Last Call: Wednesday, July 05, 2006
Grasshopper, Clubhopper

A famous Zen proverb says: “You are where you are.” In Clubland, a similar adage holds true: “The party is where you are.”

Seriously. With the right attitude, you can have fun with two or 200 people. Here or in Dallas, in a club or at home — it all depends on your state of mind. And here’s a little secret: Sometimes, the more alcohol you drink, the more rosy your outlook on life becomes. (Fascinating, I know.)

However, I’m a little distressed that I had to learn this lesson the hard way. Last week, I hung out on three different planets — Las Vegas, Dallas, and Fort Worth — and I had a lousy time where I shouldn’t have, a worse time where I should, and a great-but-not-legendary time where I should have not remembered a damn thing. If only the mantra of Clubland had revealed itself to me before I took off. (Sigh!)

First stop: Big D for the grand opening of Ghostbar, a lounge atop the new W Hotel Dallas. A couple of friends and I waited in line for two hours, watched supermodel-caliber revelers whoosh back and forth, and never even got close enough to the door guy for him to spit derisively on us. An acquaintance of mine who I later found out was also on the scene told me that she — dressed to the hilt, mind you — took her chances with the stairs. Even after hiking 32 flights in heels, she was as far away to getting in as she was on the ground, but that wily gal did manage a sneak peek inside. The place, she said, wasn’t “anything special. The drinks were free, and there was a great view. Other than that, it was a lot of hoopla over nothing.” Honestly, my expectations were so low that the door guy’s actually spitting on us and the ensuing scuffle would’ve made the trip worthwhile.
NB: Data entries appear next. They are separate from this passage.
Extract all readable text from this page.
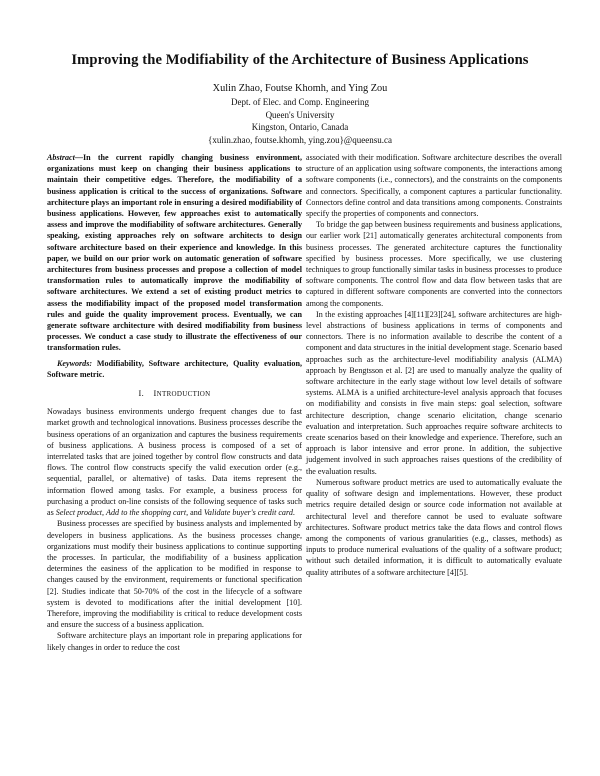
Improving the Modifiability of the Architecture of Business Applications
Xulin Zhao, Foutse Khomh, and Ying Zou
Dept. of Elec. and Comp. Engineering
Queen's University
Kingston, Ontario, Canada
{xulin.zhao, foutse.khomh, ying.zou}@queensu.ca

Abstract—In the current rapidly changing business environment, organizations must keep on changing their business applications to maintain their competitive edges. Therefore, the modifiability of a business application is critical to the success of organizations. Software architecture plays an important role in ensuring a desired modifiability of business applications. However, few approaches exist to automatically assess and improve the modifiability of software architectures. Generally speaking, existing approaches rely on software architects to design software architecture based on their experience and knowledge. In this paper, we build on our prior work on automatic generation of software architectures from business processes and propose a collection of model transformation rules to automatically improve the modifiability of software architectures. We extend a set of existing product metrics to assess the modifiability impact of the proposed model transformation rules and guide the quality improvement process. Eventually, we can generate software architecture with desired modifiability from business processes. We conduct a case study to illustrate the effectiveness of our transformation rules.

Keywords: Modifiability, Software architecture, Quality evaluation, Software metric.

I. INTRODUCTION

Nowadays business environments undergo frequent changes due to fast market growth and technological innovations. Business processes describe the business operations of an organization and captures the business requirements of business applications. A business process is composed of a set of interrelated tasks that are joined together by control flow constructs and data flows. The control flow constructs specify the valid execution order (e.g., sequential, parallel, or alternative) of tasks. Data items represent the information flowed among tasks. For example, a business process for purchasing a product on-line consists of the following sequence of tasks such as Select product, Add to the shopping cart, and Validate buyer's credit card.

Business processes are specified by business analysts and implemented by developers in business applications. As the business processes change, organizations must modify their business applications to continue supporting the processes. In particular, the modifiability of a business application determines the easiness of the application to be modified in response to changes caused by the environment, requirements or functional specification [2]. Studies indicate that 50-70% of the cost in the lifecycle of a software system is devoted to modifications after the initial development [10]. Therefore, improving the modifiability is critical to reduce development costs and ensure the success of a business application.

Software architecture plays an important role in preparing applications for likely changes in order to reduce the cost

associated with their modification. Software architecture describes the overall structure of an application using software components, the interactions among software components (i.e., connectors), and the constraints on the components and connectors. Specifically, a component captures a particular functionality. Connectors define control and data transitions among components. Constraints specify the properties of components and connectors.

To bridge the gap between business requirements and business applications, our earlier work [21] automatically generates architectural components from business processes. The generated architecture captures the functionality specified by business processes. More specifically, we use clustering techniques to group functionally similar tasks in business processes to produce software components. The control flow and data flow between tasks that are captured in different software components are converted into the connectors among the components.

In the existing approaches [4][11][23][24], software architectures are high-level abstractions of business applications in terms of components and connectors. There is no information available to describe the content of a component and data structures in the initial development stage. Scenario based approaches such as the architecture-level modifiability analysis (ALMA) approach by Bengtsson et al. [2] are used to manually analyze the quality of software architecture in the early stage without low level details of software systems. ALMA is a unified architecture-level analysis approach that focuses on modifiability and consists in five main steps: goal selection, software architecture description, change scenario elicitation, change scenario evaluation and interpretation. Such approaches require software architects to create scenarios based on their knowledge and experience. Therefore, such an approach is labor intensive and error prone. In addition, the subjective judgement involved in such approaches raises questions of the credibility of the evaluation results.

Numerous software product metrics are used to automatically evaluate the quality of software design and implementations. However, these product metrics require detailed design or source code information not available at architectural level and therefore cannot be used to evaluate software architectures. Software product metrics take the data flows and control flows among the components of various granularities (e.g., classes, methods) as inputs to produce numerical evaluations of the quality of a software product; without such detailed information, it is difficult to automatically evaluate quality attributes of a software architecture [4][5].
Next stop: Cowtown’s Jack’s Off the Wall for the inaugural TCU Young Alumni Happy Hour. I walked in, spied in one corner of the beautiful White Settlement joint about 10 white-bread dudes (not my type), walked in the other direction (toward the bar), planted my butt, and commenced boozing solo. Bartender Aaron’s mixing skills took the shiny shape of several delectable vodka-based concoctions, to my great delight, but my hour or so at Jack’s ended up being, well, just another night at the bar. Since I often complain about conducting “research” alone, I should have at least greeted the TC-Youth. Then maybe I could have had a real sounding board for my screenplay rather than the pushover in my head. In the immortal words of Led Zeppelin: “Nobody’s fault but mine.”

Last stop: Vegas, baby! I was there to check out the third annual Modern Drunkard Convention, essentially three consecutive days of liquor Olympics, drink tastings, cool burlesque shows, and just about every other form of debauchery imaginable, all produced by the Denver-based specialty publication (

Big fun, right? For most folks, absolutely. For me? No such luck. I can recall everything. The elevator rides, the games, the conversations, the cab rides, the bar tabs — it’s all in my head, man, and I have no reason why. I partied. I mean, I par-teeeeed, and I had loads of fun. But I didn’t have Keith Richards-sized fun, y’know? I should be rotting in a Reno jail handcuffed to a cross-dressing Siamese midget hooker from Guam. The fact that I’m not greatly troubles me. If the old Clubland/Zen proverb is true, then I’d better get my shit together. Yes, the party may be in me, but the party is totally lame.